Conglomerates are also an issue. I've brought it up before, but people think that it doesn't matter due to the topic.
Catholic hospital brands are buying up locations in states that protects women's reproductive health, and then using freedom of religion to bypass voted laws. Companies need to loose personhood status, but entities with no intention of following local laws shouldn't be able to buy facilities en mass.
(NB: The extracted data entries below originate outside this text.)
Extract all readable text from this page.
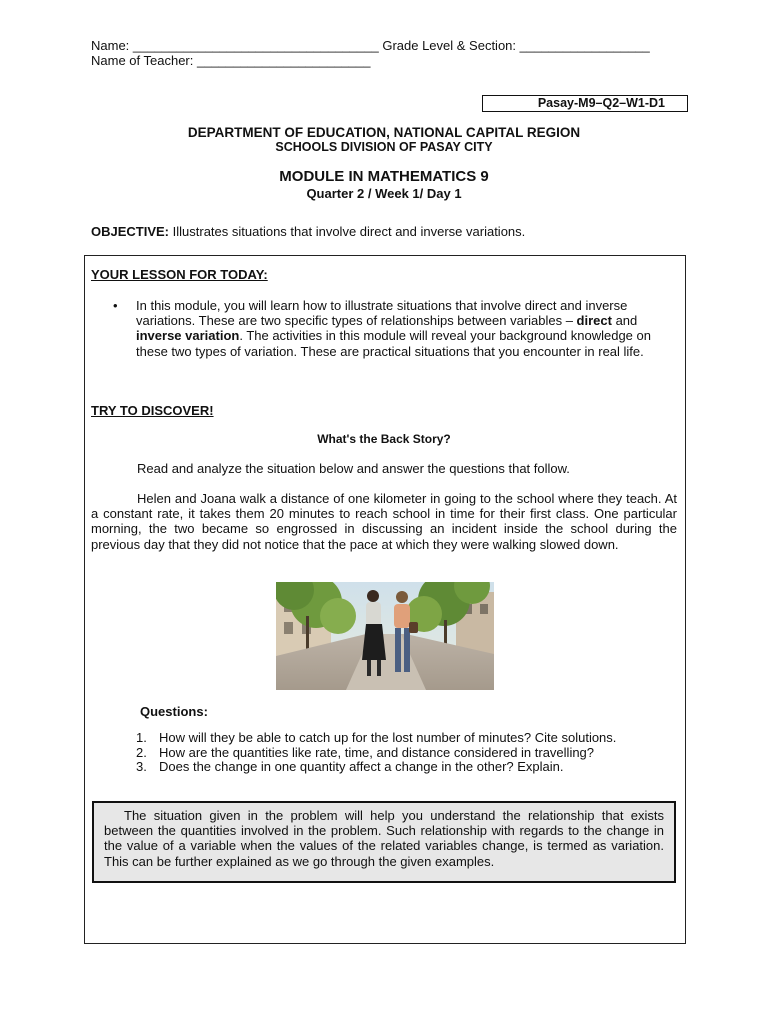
Name: __________________________________ Grade Level & Section: __________________
Name of Teacher: ________________________
Pasay-M9–Q2–W1-D1
DEPARTMENT OF EDUCATION, NATIONAL CAPITAL REGION
SCHOOLS DIVISION OF PASAY CITY
MODULE IN MATHEMATICS 9
Quarter 2 / Week 1/ Day 1
OBJECTIVE: Illustrates situations that involve direct and inverse variations.
YOUR LESSON FOR TODAY:
• In this module, you will learn how to illustrate situations that involve direct and inverse variations. These are two specific types of relationships between variables – direct and inverse variation. The activities in this module will reveal your background knowledge on these two types of variation. These are practical situations that you encounter in real life.
TRY TO DISCOVER!
What's the Back Story?
Read and analyze the situation below and answer the questions that follow.
Helen and Joana walk a distance of one kilometer in going to the school where they teach. At a constant rate, it takes them 20 minutes to reach school in time for their first class. One particular morning, the two became so engrossed in discussing an incident inside the school during the previous day that they did not notice that the pace at which they were walking slowed down.
Questions:
1. How will they be able to catch up for the lost number of minutes? Cite solutions.
2. How are the quantities like rate, time, and distance considered in travelling?
3. Does the change in one quantity affect a change in the other? Explain.
The situation given in the problem will help you understand the relationship that exists between the quantities involved in the problem. Such relationship with regards to the change in the value of a variable when the values of the related variables change, is termed as variation. This can be further explained as we go through the given examples.
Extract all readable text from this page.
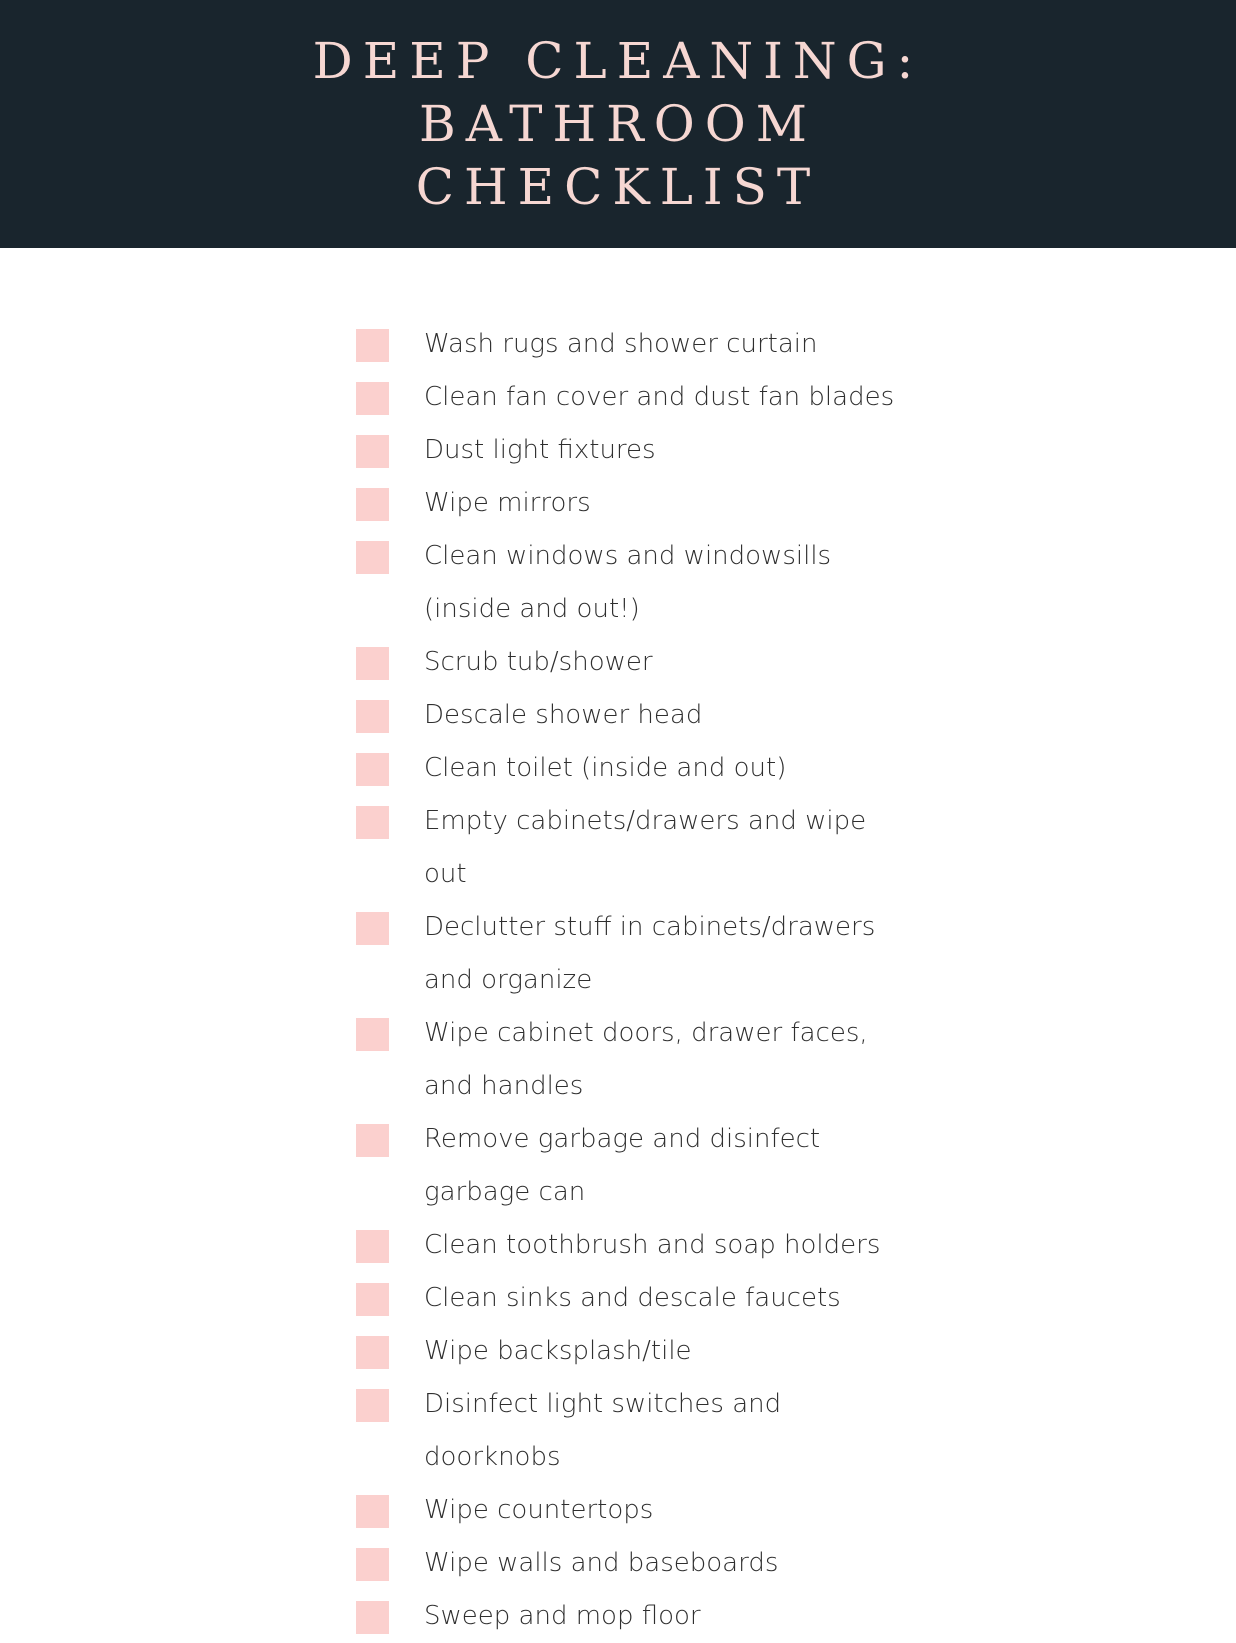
DEEP CLEANING:
BATHROOM
CHECKLIST
Wash rugs and shower curtain
Clean fan cover and dust fan blades
Dust light fixtures
Wipe mirrors
Clean windows and windowsills (inside and out!)
Scrub tub/shower
Descale shower head
Clean toilet (inside and out)
Empty cabinets/drawers and wipe out
Declutter stuff in cabinets/drawers and organize
Wipe cabinet doors, drawer faces, and handles
Remove garbage and disinfect garbage can
Clean toothbrush and soap holders
Clean sinks and descale faucets
Wipe backsplash/tile
Disinfect light switches and doorknobs
Wipe countertops
Wipe walls and baseboards
Sweep and mop floor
No way for that to be an accident.
Conglomerates are a byproduct of regulation cancer. It was far cheaper to run a private practice than work under a hospital 30 years ago, it became costly under Bush’s Medicare and more expensive under Obama. The political trend of doctors followed as such since they could only afford to practice under the conglomerate they now vote for democrats who give them the most government funding versus doctors being overwhelmingly conservative during the private practice era.
I agree. Another fix would be to purge all sociological smarm from doctorate programs in English and jettison all the crap clustered around/derived from "critical studies."
I wouldn't say the Stanford prison experiment is fake as much as it was uncontrolled and abusive.
It was fake in the sense that it wasn't really an experiment. There was no control group. I think the guy that set it up even calls it a "demonstration" rather than an experiment. He set it up in a way that virtually guaranteed the result.
Even the complaints from the victims basically made it seem like that. Also the guards kinda said that too. Like they were pressured to be crazy.
It was not so much an experiment as a film directed by an abusive and excessively micromanaging director. I wouldn't call it "uncontrolled" at all: Every facet of it was being heavily pushed by the "studier".